Even worse, often you don’t even know the underlying probability distributions of your variables. Assuming everything is a Gaussian is a dangerous mistake. Cue non-parametric statistics. Years back in the 80s chum Martin turned me on to the Mann-Whitney U-test, the Spearman rank correlation co-efficient, and other delights. I was hooked. Martin’s secret weapon was a book called “Non parametric statistics for behavioural scientists” by Sidney Siegel. It was full of arcane secrets but still written in plain English. Impressive. An updated version with John Castellan is available.

Why is doing statistical analysis so addictively satisfying ? I see it as a kind of merger of thought and action.

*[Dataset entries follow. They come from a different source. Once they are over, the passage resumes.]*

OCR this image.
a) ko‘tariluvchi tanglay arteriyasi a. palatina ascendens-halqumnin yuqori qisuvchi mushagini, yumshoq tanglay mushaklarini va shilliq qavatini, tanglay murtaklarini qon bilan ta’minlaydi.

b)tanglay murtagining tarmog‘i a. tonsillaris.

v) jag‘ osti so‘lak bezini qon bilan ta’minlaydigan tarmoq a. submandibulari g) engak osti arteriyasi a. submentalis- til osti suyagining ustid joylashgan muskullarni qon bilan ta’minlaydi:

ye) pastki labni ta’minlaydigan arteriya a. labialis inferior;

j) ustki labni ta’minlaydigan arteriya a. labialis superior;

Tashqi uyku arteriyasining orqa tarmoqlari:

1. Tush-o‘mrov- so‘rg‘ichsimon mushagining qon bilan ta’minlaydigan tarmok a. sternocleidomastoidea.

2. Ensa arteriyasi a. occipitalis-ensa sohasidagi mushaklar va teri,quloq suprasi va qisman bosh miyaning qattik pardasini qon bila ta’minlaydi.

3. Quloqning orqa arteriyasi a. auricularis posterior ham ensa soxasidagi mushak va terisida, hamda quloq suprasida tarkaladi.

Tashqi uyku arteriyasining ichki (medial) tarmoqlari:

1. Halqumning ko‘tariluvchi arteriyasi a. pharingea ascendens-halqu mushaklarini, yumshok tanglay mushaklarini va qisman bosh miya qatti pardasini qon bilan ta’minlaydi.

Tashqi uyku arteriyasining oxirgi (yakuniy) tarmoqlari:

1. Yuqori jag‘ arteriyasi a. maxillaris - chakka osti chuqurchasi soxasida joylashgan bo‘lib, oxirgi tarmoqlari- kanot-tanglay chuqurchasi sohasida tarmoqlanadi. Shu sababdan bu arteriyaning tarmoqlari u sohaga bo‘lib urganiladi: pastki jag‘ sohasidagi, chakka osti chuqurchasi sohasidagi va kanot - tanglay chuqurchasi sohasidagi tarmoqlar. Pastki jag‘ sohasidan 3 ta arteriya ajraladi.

As an Experimental Scientist, you need to think hard and slow; to be absurdly rigorous and avoid the traps set by sloppy thought; to root out the assumptions you didn’t realise you were making; to experiment and test in a carefully controlled manner, and conclude only when you are sure. Don’t jump in. Stop, Think, Test.

The Busy Executive (or the Neolithic Hunter..) laughs. Pause and you are dead. Sicklied o’er wi’ the pale cast of thought you do not want to be. Sure, you don’t want to be dumb. But over the years, you build up your experience, knowledge, and instinct. It waits inside you, a coiled spring, ready for release when you need a Decision. Even if you have plenty of time, you never have all the information you need. Assemble what you have, run it through your judgement mill, and go for the best bet.

The Astronomer’s instinct is to be just like the experimental scientist but its impossible. You just can’t do the experiments you want. You have to make do with the ragbag of facts Nature has provided. Like the executive you need to take a decision with incomplete information, but you want it to be somehow impartial and rigorous. Well tough. You can’t absolutely and safely decide. You just can’t. But given any possible decision, you CAN say how likely it is you are being fooled. I can’t tell you which horse will win, but I can tell you whether I will accept that wager.

I’d better stop now or I am in danger now of drifting into the sticky morass that is the Frequentist-Bayesian debate.

Once I almost read a paper called “Are probabilities propensities ?” but it was lunchtime so I decided not to.